Tim konservasi melihat kondisi anak gajah yang kerap berada dekat permukiman, jalan lintas, dan keramaian pasar, tidak cocok untuk tempat hidupnya. Apalagi bayi ini masih memerlukan pengasuhan induknya. Menjelajah sendirian di tengah keramaian bisa mengancam keselamatannya.
Atas dasar itulah, kata Kepala BKSDA Jambi Rahmad Saleh, perlu upaya penyelamatan. ”Akhirnya kami putuskan untuk translokasi bayi gajah, harapannya agar dapat bertemu rombongan induknya,” ujarnya.
Dari pasar itu, bayi gajah akan diangkut dalam truk untuk menuju lanskap Bukit Tigapuluh. Total perjalanan darat sejauh 120 kilometer. Jalurnya melintasi jalan lintas timur Sumatera, perkebunan sawit, hutan tanaman industri, sampai di penyangga Taman Nasional Bukit Tigapuluh.
Memindahkan gajah tentu bukan perkara mudah. Translokasi gajah di Sumatera selama ini memanfaatkan bantuan gajah captive sebagai pemandu. Didatangkan dari pusat-pusat pelatihan gajah yang ada di Riau atau Lampung. Proses itu selain membutuhkan dana besar juga memakan waktu berhari-hari lamanya. Itu pun belum tentu menjamin gajah selamat tiba di lokasi baru.
Dalam kasus translokasi gajah Karina, 2019 lalu, petugas berminggu-minggu menunggu di hutan. Tiap kali akan didekati untuk mendapatkan bius, Karina langsung menjauh. Saat berhasil didekati dan dibius, ia lalu dipindah ke dalam truk untuk menjalani translokasi. Gajah captive dikerahkan memandunya masuk ke dalam kawasan hutan di Sarolangun. Sayangnya, setiba dalam habitat, Karina mendadak rebah di tanah. Gajah berusia 45 tahun ini mati, diduga karena stres dan kelelahan.
Kendali tali
Dengan berbagai pertimbangan, tim akhirnya mengambil langkah translokasi tanpa gajah pemandu. Koordinator Tim Penyelamatan Bayi Gajah, Albert Tetanus, mengatakan upaya translokasi mengandalkan sepenuhnya manusia.
Tim memandu langsung gajah dengan memanfaatkan kendali tali. Teknik itu memungkinkan untuk memandu gajah kecil. Si bayi berusia lima tahun ini diperkirakan berbobot kurang dari 500 kilogram.

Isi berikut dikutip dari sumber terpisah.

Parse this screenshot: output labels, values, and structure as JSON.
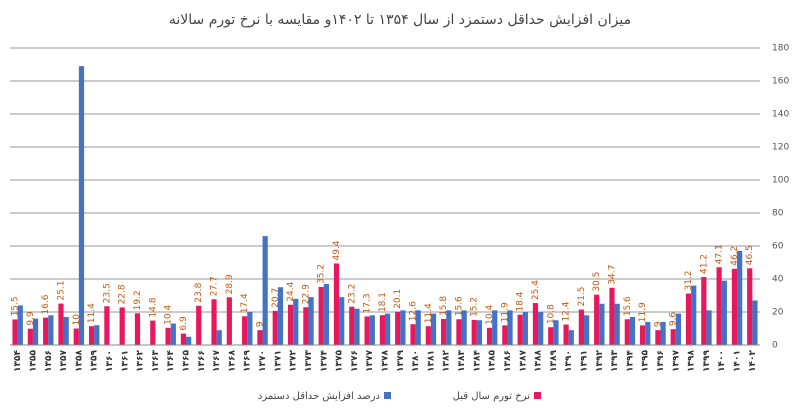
{
  "chart_data": {
    "type": "bar",
    "title": "میزان افزایش حداقل دستمزد از سال ۱۳۵۴ تا ۱۴۰۲و مقایسه با نرخ تورم سالانه",
    "categories": [
      "۱۳۵۴",
      "۱۳۵۵",
      "۱۳۵۶",
      "۱۳۵۷",
      "۱۳۵۸",
      "۱۳۵۹",
      "۱۳۶۰",
      "۱۳۶۱",
      "۱۳۶۲",
      "۱۳۶۳",
      "۱۳۶۴",
      "۱۳۶۵",
      "۱۳۶۶",
      "۱۳۶۷",
      "۱۳۶۸",
      "۱۳۶۹",
      "۱۳۷۰",
      "۱۳۷۱",
      "۱۳۷۲",
      "۱۳۷۳",
      "۱۳۷۴",
      "۱۳۷۵",
      "۱۳۷۶",
      "۱۳۷۷",
      "۱۳۷۸",
      "۱۳۷۹",
      "۱۳۸۰",
      "۱۳۸۱",
      "۱۳۸۲",
      "۱۳۸۳",
      "۱۳۸۴",
      "۱۳۸۵",
      "۱۳۸۶",
      "۱۳۸۷",
      "۱۳۸۸",
      "۱۳۸۹",
      "۱۳۹۰",
      "۱۳۹۱",
      "۱۳۹۲",
      "۱۳۹۳",
      "۱۳۹۴",
      "۱۳۹۵",
      "۱۳۹۶",
      "۱۳۹۷",
      "۱۳۹۸",
      "۱۳۹۹",
      "۱۴۰۰",
      "۱۴۰۱",
      "۱۴۰۲"
    ],
    "series": [
      {
        "name": "درصد افزایش حداقل دستمزد",
        "color": "#4472c4",
        "values": [
          24,
          16,
          18,
          17,
          169,
          12,
          0,
          0,
          0,
          0,
          13,
          5,
          0,
          9,
          0,
          20,
          66,
          35,
          28,
          29,
          37,
          29,
          22,
          18,
          19,
          21,
          21,
          19,
          21,
          21,
          15,
          21,
          21,
          20,
          20,
          15,
          9,
          18,
          25,
          25,
          17,
          14,
          14,
          19,
          36,
          21,
          39,
          57,
          27
        ]
      },
      {
        "name": "نرخ تورم سال قبل",
        "color": "#e8185e",
        "label_color": "#c55a11",
        "values": [
          15.5,
          9.9,
          16.6,
          25.1,
          10,
          11.4,
          23.5,
          22.8,
          19.2,
          14.8,
          10.4,
          6.9,
          23.8,
          27.7,
          28.9,
          17.4,
          9,
          20.7,
          24.4,
          22.9,
          35.2,
          49.4,
          23.2,
          17.3,
          18.1,
          20.1,
          12.6,
          11.4,
          15.8,
          15.6,
          15.2,
          10.4,
          11.9,
          18.4,
          25.4,
          10.8,
          12.4,
          21.5,
          30.5,
          34.7,
          15.6,
          11.9,
          9,
          9.6,
          31.2,
          41.2,
          47.1,
          46.2,
          46.5
        ]
      }
    ],
    "ylim": [
      0,
      180
    ],
    "yticks": [
      0,
      20,
      40,
      60,
      80,
      100,
      120,
      140,
      160,
      180
    ],
    "grid": true
  }
}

Formasi empat tim dibentuk. Dua tim di bagian depan dan belakang. Dua tim di bagian kiri dan kanan. Tim depan alias tim tarik bertugas menarik gajah dari depan. Jumlahnya 10 orang. Tim kendali kanan dan kiri masing-masing 3 orang. Mereka bertugas menjaga keseimbangan gajah sewaktu berjalan. Yang terakhir adalah tim dorong dan penahan, berjumlah 4 orang di belakang gajah.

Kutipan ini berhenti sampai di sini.